= 1985 Warsaw Victory Day Parade =

The 1985 Warsaw Victory Day Parade was a military parade (Defilada Zwycięstwa) held in Warsaw, the capital of the Polish People's Republic. It was held to commemorate the ruby jubilee (40th anniversary) of the end of the Second World War. The parade featured officers and soldiers of the Polish People's Army who marched in front of the Palace of Culture and Science on Parade Square. 3,000 troops took part in the parade, which had musical accompaniment by the Representative Central Band of the LWP. The units on parade included guards of honour including the Representative Honor Guard of the LWP and the Academy of Officers of Anti-Aircraft Defense Forces at Koszalin. The parade was commanded by Divisional General Jerzy Skalski of the Warsaw Military District, who reported to General Florian Siwicki, Minister of National Defence and presiding officer for the parade.

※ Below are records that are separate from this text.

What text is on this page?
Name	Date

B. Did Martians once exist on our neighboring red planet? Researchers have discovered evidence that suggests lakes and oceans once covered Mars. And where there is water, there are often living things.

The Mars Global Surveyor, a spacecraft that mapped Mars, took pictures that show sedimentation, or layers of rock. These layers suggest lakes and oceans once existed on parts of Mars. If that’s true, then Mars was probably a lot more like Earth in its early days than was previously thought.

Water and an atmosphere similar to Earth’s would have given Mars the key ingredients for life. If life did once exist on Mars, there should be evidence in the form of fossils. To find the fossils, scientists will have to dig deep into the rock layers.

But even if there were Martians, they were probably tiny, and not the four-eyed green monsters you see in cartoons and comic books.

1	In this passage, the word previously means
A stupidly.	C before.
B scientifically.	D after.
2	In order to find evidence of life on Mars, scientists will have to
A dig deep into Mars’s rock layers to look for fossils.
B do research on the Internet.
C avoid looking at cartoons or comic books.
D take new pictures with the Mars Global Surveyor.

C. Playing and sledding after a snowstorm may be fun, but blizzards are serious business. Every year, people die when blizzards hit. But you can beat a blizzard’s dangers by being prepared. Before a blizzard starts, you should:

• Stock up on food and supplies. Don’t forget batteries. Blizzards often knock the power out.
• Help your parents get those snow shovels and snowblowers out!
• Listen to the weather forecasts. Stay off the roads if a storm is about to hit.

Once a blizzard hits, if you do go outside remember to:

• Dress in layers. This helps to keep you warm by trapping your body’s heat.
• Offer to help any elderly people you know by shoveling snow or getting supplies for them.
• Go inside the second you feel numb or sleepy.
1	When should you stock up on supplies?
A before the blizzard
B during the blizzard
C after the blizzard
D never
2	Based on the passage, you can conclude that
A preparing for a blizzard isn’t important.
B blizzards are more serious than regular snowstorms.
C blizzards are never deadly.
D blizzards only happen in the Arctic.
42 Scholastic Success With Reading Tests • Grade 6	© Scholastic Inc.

Among the distinguished Polish attendees were First Secretary of the PKLN and Prime Minister Wojciech Jaruzelski as well as Henryk Jabłoński, the de facto head of state as the Chairman of the Council of State. Delegations from countries such as Cuba, Bulgaria and Mongolia attended the parade, including the United States, which was represented by Chargé d'affaires John R. Davis. It was also attended by Nikolai Ryzhkov, a then full member of the 26th Soviet Politburo and future Premier of the Soviet Union.